Truterra LLC, Campbell Soup Company, and The Mill have spent recent years working on a sustainability project in the Chesapeake Bay region. Recently, they announced the results from the second year of their related pilot project.
While the adoption of conservation practices needs to be tracked over a longer period of time to assess impact and sustainability, the year-two results suggest important progress. Truterra, which is the sustainability business at Land O’Lakes Inc., and The Mill, a Land O’Lakes agricultural retailer, will identify opportunities based on these year-over-year insights, and work with farmers to continue to advance their stewardship and profitability in 2020 and beyond.
Using Truterra’s data tool known as Insights Engine, participating farmers and project partners tracked, aggregated and reported environmental and economic outcomes of on-farm stewardship practices across 10,000 acres in the Chesapeake Bay region of Pennsylvania and Maryland. The Environmental Defense Fund was instrumental in building the original pilot structure.
The project focuses on measuring and accelerating stewardship on farms growing wheat in rotation in the supply regions for several Campbell brands such as Pepperidge Farm bakery classics, Pepperidge Farm cookies, Goldfish crackers, and Snyder’s of Hanover pretzels.
Below are illustrative insights from participating project acres.
- Participating acres were GHG emissions-neutral. Overall, results tracked in the Insights Engine show near-zero net on-farm greenhouse gas emissions across all acres. For some acres, net emissions were negative, primarily driven by adoption of conservation tillage and cover crops. As regenerative agriculture — the potential for farming practices to make a net-positive impact on climate and other natural resources — gains greater adoption, this project provides new data showing the positive impacts of farmer-led and farmer-driven stewardship.
- Nitrogen Use Efficiency (NUE) improved between 2018 and 2019. In 2019, the average NUE across the wheat acres was 1.14 pounds of nitrogen per bushel. For wheat, a basic NUE score is 2.0 or higher, while an advanced NUE score is closer to 1.0 and indicates that farmers have optimized yield while minimizing environmental risk. Using crop nutrients more efficiently saves farmers money and mitigates the risk of nutrient loss into the environment.
- Soil erosion declined between 2018 and 2019, a step towards improving soil health. Sheet and rill erosion, which create movement in the topsoil, the most productive asset of farms, declined between 2018 and 2019. Farmers that implement strong practices to boost soil health will see lower erosion. Both diverse crop rotations and an increase to 95 percent of all acres using no-till management are positive drivers of soil health.
“These data help to provide proof of concept for farmer-led, and ag retailer-supported, stewardship efforts,” said Jason Weller, Vice President, Truterra LLC. “While the concept has been popular for some time, insights from this project suggest that smart farm management practices can help to slow and mitigate the results of climate change, while supporting greater resilience to the impacts of a changing climate and farm profitability.

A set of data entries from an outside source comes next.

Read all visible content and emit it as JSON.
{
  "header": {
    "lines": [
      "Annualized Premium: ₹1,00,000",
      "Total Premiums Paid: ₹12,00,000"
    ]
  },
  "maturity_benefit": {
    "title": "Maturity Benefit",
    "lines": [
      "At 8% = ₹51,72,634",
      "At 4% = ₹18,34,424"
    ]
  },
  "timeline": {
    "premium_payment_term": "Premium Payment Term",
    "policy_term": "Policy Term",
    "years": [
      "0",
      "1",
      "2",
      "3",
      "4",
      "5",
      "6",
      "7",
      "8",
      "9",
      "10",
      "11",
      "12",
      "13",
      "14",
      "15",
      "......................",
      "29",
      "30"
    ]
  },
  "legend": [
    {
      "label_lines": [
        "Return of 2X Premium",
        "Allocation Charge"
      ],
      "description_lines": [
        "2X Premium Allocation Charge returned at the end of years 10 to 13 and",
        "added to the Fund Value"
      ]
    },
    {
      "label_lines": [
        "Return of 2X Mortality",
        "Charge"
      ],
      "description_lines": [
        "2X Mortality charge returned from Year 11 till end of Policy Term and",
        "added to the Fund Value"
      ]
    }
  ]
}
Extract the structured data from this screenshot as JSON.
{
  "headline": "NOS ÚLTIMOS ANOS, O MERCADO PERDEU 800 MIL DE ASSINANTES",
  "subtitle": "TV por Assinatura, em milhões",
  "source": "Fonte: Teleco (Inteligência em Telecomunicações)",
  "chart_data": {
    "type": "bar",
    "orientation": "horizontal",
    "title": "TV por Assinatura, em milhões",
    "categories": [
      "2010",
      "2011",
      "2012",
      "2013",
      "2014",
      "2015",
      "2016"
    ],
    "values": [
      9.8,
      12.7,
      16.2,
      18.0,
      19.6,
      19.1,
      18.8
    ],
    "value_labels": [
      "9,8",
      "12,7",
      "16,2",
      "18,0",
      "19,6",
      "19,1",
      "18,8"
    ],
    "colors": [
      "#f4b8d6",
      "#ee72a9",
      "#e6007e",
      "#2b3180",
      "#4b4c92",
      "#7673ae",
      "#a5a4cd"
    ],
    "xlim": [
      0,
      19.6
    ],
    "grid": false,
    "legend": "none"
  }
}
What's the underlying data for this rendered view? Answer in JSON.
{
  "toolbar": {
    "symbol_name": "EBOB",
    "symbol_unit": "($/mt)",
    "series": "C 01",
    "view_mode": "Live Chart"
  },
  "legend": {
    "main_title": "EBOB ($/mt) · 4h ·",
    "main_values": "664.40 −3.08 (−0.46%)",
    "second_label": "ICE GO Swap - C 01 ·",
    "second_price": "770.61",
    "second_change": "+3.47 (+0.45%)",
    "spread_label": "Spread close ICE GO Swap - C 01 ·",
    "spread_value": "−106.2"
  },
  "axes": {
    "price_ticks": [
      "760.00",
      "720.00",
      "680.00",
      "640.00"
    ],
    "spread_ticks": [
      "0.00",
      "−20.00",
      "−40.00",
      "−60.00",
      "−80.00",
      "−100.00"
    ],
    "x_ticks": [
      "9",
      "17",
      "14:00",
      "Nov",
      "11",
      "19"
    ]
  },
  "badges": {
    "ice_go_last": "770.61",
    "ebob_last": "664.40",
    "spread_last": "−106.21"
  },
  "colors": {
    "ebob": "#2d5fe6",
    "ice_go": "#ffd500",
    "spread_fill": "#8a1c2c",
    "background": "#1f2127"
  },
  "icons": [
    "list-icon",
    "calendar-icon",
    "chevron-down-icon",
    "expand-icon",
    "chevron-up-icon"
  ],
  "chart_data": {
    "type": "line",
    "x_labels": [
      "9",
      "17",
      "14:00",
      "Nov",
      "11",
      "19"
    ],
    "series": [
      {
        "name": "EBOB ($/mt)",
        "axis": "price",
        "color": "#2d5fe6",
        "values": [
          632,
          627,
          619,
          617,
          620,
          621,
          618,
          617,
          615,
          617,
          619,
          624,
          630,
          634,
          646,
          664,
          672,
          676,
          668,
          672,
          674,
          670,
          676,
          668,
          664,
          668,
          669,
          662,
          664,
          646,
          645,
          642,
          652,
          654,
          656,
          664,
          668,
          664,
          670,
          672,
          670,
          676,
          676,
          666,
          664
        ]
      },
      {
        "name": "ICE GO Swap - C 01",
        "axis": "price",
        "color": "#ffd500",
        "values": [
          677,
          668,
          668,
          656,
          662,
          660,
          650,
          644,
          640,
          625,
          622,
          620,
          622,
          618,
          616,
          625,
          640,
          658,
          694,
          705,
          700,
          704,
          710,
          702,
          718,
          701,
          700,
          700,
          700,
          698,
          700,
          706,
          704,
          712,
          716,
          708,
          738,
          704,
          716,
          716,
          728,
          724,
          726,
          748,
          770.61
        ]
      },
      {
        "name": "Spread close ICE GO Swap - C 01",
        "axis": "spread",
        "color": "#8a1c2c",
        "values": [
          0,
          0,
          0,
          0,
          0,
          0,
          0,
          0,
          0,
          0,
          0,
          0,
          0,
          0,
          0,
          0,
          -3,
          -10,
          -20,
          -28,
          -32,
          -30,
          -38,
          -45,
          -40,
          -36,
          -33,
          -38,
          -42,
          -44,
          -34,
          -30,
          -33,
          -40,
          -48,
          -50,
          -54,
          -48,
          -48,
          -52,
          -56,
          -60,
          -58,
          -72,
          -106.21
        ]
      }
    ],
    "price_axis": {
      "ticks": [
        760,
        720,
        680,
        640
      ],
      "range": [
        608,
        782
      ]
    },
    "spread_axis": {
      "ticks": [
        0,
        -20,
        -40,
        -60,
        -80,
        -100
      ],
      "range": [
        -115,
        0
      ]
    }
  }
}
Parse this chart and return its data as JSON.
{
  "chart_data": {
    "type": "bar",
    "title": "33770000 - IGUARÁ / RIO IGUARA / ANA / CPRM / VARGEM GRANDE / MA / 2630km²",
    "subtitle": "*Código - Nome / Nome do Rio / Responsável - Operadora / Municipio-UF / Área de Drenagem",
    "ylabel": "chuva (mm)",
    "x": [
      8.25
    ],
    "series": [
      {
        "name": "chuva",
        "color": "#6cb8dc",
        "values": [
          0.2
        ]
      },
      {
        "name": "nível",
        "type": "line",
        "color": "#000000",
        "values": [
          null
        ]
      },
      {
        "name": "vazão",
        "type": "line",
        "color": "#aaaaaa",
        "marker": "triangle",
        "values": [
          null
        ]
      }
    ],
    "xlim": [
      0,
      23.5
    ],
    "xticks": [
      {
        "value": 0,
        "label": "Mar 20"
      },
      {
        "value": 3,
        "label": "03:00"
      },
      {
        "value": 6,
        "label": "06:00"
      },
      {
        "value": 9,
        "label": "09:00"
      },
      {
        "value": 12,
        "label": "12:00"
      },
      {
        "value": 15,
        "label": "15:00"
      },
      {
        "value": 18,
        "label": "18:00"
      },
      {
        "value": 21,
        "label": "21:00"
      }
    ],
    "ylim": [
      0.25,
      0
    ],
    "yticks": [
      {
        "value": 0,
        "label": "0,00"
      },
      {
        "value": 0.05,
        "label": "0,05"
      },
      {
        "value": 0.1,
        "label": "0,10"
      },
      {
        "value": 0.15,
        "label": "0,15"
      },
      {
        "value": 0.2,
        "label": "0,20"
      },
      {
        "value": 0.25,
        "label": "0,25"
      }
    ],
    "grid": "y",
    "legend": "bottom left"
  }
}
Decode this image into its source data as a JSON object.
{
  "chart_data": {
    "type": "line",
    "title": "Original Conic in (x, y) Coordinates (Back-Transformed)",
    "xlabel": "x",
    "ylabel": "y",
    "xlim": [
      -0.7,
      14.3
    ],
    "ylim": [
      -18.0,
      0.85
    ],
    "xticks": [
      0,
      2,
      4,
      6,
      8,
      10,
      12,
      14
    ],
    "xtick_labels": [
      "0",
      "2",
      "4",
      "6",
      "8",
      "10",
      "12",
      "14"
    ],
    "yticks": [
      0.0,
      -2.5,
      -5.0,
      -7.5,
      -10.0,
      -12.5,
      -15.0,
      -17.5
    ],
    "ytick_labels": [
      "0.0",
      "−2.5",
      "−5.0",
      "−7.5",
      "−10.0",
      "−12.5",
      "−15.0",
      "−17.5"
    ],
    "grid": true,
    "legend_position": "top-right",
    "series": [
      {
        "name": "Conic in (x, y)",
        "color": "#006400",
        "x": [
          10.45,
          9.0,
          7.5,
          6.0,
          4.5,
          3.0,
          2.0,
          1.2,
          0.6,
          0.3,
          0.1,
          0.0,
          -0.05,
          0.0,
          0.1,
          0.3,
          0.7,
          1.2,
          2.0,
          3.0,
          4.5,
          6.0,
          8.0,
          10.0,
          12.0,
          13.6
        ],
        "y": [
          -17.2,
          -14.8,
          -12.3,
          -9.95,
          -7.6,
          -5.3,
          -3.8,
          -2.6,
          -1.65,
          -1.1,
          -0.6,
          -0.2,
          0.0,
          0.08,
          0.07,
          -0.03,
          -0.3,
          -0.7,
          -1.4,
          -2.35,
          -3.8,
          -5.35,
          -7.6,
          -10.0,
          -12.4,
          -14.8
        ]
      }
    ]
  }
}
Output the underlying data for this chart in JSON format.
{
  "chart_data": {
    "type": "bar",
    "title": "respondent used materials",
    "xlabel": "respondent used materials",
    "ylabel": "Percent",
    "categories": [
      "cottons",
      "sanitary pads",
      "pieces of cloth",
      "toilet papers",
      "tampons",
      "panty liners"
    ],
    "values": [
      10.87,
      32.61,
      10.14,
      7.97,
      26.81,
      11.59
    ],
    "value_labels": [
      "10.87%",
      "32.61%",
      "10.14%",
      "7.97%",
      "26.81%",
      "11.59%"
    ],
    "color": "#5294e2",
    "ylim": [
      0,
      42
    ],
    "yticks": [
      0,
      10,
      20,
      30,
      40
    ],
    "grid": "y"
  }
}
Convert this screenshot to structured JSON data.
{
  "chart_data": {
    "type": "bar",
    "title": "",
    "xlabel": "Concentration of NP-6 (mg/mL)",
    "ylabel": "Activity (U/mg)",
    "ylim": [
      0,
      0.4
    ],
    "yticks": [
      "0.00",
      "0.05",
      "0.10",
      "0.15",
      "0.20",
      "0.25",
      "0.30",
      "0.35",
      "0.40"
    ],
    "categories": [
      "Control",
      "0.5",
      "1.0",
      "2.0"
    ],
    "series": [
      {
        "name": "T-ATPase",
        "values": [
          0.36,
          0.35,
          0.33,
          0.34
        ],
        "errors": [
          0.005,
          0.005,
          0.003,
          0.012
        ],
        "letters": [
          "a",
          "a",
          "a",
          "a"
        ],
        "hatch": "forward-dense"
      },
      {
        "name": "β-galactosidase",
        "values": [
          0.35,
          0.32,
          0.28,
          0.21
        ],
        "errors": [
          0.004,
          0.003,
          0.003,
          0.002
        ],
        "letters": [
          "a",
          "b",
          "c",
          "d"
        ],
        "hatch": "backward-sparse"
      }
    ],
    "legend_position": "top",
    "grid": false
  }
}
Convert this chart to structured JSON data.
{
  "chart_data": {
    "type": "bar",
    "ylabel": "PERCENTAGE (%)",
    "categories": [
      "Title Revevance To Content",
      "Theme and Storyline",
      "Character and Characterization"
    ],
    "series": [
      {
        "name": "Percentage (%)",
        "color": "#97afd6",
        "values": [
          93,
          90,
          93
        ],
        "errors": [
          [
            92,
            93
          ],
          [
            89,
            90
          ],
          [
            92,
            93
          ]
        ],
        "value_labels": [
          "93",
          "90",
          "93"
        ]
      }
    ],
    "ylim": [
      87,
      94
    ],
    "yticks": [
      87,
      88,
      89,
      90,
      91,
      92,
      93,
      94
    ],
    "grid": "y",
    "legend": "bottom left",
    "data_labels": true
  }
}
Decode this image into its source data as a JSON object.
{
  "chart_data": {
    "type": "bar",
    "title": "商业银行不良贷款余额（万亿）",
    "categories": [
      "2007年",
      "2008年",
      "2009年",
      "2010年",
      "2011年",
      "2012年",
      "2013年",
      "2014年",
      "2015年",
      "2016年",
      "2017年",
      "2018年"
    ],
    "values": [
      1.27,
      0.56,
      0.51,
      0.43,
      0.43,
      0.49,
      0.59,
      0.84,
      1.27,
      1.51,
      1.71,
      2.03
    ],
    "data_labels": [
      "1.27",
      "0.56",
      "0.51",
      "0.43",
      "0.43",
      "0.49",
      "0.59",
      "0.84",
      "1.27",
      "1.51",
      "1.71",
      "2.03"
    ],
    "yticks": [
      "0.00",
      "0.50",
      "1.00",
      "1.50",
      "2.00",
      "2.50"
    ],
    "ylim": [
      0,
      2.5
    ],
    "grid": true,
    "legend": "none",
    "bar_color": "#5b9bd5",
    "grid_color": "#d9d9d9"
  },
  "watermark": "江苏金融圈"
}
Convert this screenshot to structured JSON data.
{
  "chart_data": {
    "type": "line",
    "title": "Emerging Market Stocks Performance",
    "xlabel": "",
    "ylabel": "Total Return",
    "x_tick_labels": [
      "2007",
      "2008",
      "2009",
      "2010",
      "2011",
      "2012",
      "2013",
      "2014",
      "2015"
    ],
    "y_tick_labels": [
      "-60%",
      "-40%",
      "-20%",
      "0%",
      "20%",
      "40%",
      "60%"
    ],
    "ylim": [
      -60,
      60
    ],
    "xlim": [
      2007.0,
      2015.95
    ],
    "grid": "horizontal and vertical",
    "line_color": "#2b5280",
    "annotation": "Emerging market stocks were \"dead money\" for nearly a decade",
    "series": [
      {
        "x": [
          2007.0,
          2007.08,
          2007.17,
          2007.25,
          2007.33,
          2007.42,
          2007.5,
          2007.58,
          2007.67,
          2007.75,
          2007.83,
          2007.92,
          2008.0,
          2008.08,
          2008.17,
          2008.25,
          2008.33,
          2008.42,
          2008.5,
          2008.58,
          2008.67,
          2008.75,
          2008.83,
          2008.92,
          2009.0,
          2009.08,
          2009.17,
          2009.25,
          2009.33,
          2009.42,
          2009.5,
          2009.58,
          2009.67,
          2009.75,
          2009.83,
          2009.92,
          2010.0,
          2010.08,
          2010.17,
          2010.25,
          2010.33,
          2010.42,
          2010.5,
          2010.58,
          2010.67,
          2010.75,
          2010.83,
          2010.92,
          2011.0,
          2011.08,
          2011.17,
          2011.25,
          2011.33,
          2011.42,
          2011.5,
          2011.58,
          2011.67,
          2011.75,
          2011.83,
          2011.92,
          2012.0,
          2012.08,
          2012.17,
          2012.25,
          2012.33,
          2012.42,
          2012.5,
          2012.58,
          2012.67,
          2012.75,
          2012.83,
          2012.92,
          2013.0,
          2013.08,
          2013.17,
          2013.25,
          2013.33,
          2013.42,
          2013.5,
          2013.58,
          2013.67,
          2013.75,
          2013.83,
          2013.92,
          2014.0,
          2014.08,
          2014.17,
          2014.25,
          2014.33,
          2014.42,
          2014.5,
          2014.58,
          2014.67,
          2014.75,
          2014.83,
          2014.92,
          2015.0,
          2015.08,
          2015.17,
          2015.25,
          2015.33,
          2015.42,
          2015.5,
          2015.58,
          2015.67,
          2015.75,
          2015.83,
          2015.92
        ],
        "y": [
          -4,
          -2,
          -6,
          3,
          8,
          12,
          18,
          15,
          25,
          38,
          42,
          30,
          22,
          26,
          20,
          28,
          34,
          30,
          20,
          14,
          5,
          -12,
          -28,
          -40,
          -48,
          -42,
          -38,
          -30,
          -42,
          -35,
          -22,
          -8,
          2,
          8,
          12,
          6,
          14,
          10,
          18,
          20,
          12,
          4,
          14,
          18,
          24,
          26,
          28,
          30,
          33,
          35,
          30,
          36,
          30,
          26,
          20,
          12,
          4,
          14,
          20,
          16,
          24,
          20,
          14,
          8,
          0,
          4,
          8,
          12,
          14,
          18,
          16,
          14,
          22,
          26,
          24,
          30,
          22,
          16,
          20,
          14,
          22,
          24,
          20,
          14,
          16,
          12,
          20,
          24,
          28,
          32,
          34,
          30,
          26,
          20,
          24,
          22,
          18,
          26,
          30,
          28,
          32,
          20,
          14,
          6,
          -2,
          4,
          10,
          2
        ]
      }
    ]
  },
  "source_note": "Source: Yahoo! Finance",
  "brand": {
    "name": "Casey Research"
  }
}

The goal of the Campbell-Truterra project, launched in 2018, is to assess how working through farmers’ most trusted advisor — the agricultural retailer — to deploy precision tools can result in adoption of conservation practices and lead to positive environmental outcomes, including reduced greenhouse gas emissions on farms and improved water quality in the Chesapeake Bay region. Additionally, the tools strengthen farm profitability and the business case for stewardship by modeling the field-by-field return-on-investment of conservation practices, while also equipping growers to benefit from incentives made available through the U.S. Farm Bill and other programs.
There are now more than 70,000 acres in Maryland, Pennsylvania, and Ohio enrolled in Truterra Insights Engine.